On 4 January 2016, Olabe terminated his contract with Sanse and immediately joined Villarreal's C side in the fourth division. On 31 July, he moved to another reserve team, Atlético Madrid B in the same league.

Olabe made his competitive debut with Atlético Madrid on 30 November 2016, coming on as a late substitute for goalscorer Ángel Correa in a 6–0 away rout of Guijuelo in the round of 32 of the Copa del Rey. At the end of the campaign, he also helped the second team to promote to Segunda División B.

On 31 August 2018, Olabe was loaned to Extremadura of Segunda División for one year. He was a regular starter during his spell, as they easily avoided relegation.

On 7 July 2019, Olabe signed a four-year deal with La Liga's Eibar, but was loaned to second-tier club Albacete on 4 August. The following 22 January, his loan was cut short and he immediately moved back to Extremadura also in a temporary deal.

Olabe appeared in his first official match for Eibar on 17 December 2020, playing 90 minutes in the 2–0 win against Racing Rioja in the Spanish Cup. In January 2021, he was loaned to Tondela of the Portuguese Primeira Liga until 30 June.

Upon returning, Olabe was assigned to the main squad now in division two, but he made only three competitive appearances before terminating his contract on 31 January 2022. Just hours later, he agreed to a short-term deal at Alcorcón of the same league.

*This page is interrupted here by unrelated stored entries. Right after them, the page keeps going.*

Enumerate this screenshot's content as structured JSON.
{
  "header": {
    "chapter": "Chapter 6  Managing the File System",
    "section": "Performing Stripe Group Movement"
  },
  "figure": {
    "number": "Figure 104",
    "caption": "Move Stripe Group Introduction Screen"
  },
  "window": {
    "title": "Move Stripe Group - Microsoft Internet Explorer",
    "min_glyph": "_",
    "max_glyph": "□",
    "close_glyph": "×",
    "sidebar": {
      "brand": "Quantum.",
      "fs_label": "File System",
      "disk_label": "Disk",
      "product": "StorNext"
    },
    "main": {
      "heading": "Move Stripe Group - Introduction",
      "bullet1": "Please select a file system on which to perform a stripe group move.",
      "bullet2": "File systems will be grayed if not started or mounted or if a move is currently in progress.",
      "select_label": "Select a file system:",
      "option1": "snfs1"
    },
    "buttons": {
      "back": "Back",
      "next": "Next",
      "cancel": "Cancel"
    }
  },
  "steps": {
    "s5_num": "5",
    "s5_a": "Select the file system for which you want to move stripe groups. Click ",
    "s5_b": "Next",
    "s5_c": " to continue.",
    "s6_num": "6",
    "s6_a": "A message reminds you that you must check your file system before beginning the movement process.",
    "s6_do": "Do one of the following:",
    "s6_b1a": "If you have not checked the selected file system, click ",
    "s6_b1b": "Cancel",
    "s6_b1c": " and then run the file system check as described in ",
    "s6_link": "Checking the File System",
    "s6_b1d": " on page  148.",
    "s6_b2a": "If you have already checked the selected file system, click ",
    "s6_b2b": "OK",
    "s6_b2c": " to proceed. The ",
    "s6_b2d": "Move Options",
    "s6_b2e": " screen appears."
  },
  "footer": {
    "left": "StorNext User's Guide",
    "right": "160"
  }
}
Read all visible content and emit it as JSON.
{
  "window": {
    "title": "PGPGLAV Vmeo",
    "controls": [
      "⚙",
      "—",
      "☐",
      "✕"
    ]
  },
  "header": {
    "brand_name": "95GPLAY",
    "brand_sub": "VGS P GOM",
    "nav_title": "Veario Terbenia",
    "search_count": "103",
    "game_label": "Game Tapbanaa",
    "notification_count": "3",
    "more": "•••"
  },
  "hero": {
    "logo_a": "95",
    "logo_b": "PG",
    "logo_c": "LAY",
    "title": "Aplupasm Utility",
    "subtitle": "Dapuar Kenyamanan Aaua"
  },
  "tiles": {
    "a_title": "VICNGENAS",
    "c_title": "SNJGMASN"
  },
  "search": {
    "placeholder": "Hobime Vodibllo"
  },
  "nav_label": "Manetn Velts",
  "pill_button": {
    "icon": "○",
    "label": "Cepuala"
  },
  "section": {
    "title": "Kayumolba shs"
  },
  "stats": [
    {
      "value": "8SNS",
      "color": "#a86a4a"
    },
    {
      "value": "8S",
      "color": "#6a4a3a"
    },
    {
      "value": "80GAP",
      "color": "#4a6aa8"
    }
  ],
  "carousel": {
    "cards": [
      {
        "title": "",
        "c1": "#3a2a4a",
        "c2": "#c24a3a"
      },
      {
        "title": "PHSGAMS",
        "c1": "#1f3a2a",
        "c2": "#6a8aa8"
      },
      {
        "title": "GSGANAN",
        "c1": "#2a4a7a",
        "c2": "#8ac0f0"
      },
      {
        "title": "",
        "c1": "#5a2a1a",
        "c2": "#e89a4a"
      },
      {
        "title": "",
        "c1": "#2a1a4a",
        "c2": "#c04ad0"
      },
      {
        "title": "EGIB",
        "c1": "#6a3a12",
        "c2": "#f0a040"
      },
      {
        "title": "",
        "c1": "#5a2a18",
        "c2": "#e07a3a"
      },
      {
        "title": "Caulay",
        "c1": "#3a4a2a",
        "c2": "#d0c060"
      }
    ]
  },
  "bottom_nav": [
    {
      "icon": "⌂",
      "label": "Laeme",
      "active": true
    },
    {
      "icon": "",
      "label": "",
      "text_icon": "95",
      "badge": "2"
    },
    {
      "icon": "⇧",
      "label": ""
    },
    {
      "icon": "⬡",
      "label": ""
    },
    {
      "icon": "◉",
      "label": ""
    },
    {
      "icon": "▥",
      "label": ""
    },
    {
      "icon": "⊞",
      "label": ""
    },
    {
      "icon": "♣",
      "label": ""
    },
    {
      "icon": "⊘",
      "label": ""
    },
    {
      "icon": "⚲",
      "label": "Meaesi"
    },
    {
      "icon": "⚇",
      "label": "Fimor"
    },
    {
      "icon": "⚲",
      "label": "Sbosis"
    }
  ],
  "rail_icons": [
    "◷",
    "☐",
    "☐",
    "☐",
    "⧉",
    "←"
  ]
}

On 7 July 2022, Olabe joined Deportivo de La Coruña on a free transfer, signing a two-year contract. One year later, however, he moved to fellow Primera Federación club Ibiza on a one-year deal with the option for a further season.

==International career==
Olabe represented Spain at under-17 level, earning three caps.

==Personal life==
Olabe's father, also named Roberto, was also a footballer. A goalkeeper, he notably represented Salamanca before moving to coaching duties.